Ein zweiwöchiges Praktikum in einer Werkstatt für Menschen mit Behinderung rundet den Schulalltag ab. Damit die Kinder und Jugendlichen aber auch klassen- und stufenübergreifend voneinander lernen können, finden Interessengemeinschaften (IG) wie beispielsweise die IG Sport statt. Außerdem werden beispielsweise Projekttage wie das „Pappelfest“ oder Sportfeste zusammen ausgerichtet.

„Eine erfolgreiche Arbeit setzt natürlich voraus, dass wir gut vernetzt sind – und das sind wir gleich in mehrfacher Hinsicht.  Zum einen arbeiten wir eng mit den Eltern der Kinder und Jugendlichen zusammen, die die Möglichkeit haben, im Unterricht zu hospitieren und sich jederzeit über den Leistungsstand ihres Kindes zu informieren.“ Eine Zusammenarbeit erstreckt sich aber auch auf andere Einrichtungen wie Kitas in Biesdorf, drei Grundschulen,  dem Jugendamt Marzahn-Hellersdorf, dem Kinder- und Jugendgesundheitsdienst) und dem Schulpsychologisch-Inklusionspädagogisches Beratungs- und Unterstützungszentrum. 
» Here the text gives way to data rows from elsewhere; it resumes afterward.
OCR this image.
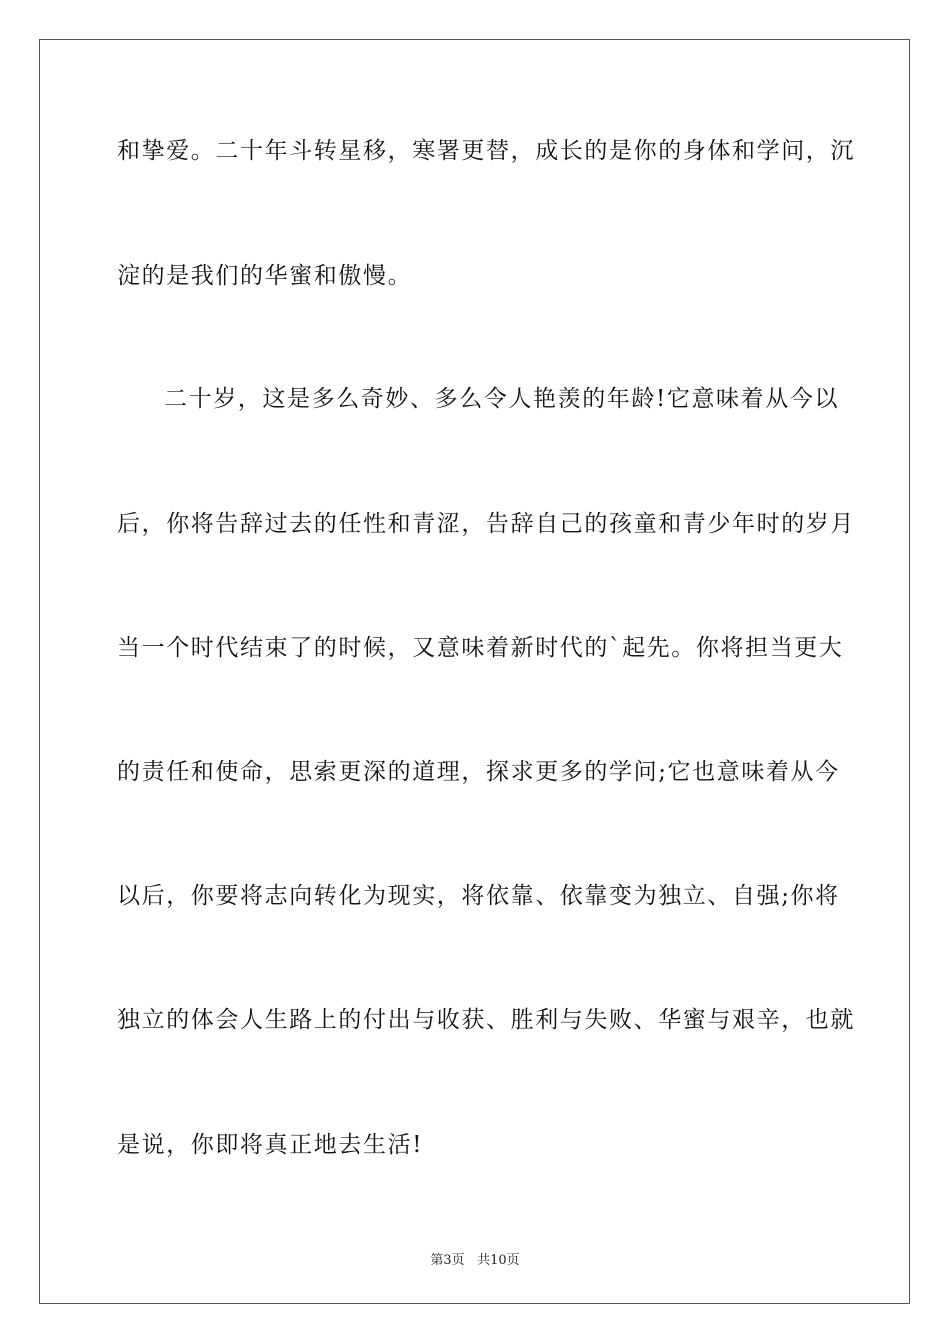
和挚爱。二十年斗转星移，寒署更替，成长的是你的身体和学问，沉
淀的是我们的华蜜和傲慢。
二十岁，这是多么奇妙、多么令人艳羡的年龄!它意味着从今以
后，你将告辞过去的任性和青涩，告辞自己的孩童和青少年时的岁月
当一个时代结束了的时候，又意味着新时代的`起先。你将担当更大
的责任和使命，思索更深的道理，探求更多的学问;它也意味着从今
以后，你要将志向转化为现实，将依靠、依靠变为独立、自强;你将
独立的体会人生路上的付出与收获、胜利与失败、华蜜与艰辛，也就
是说，你即将真正地去生活!
第3页 共10页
Apropos vernetzt: Jede Klasse ist außerdem untereinander vernetzt und mit dem Internet verbunden. „Insgesamt ist die Schule 12-mal mit dem eTwinning-Qualitätssiegel ausgezeichnet worden“, sagt Germer stolz. E-Twinning ist ein von der Europäischen Union unterstütztes Internetprojekt. Es vernetzt Schulen und Lehrkräfte aus 32 europäischen Ländern. Die Auszeichnung ist für Schulen, die im Rahmen ihrer eTwinning–Partnerschaft hervorragende Projekte durchführen. Zudem gewann die Schule drei Mal den deutschen eTwinning Preis und ist Berlins einzige eTwinning- Schule.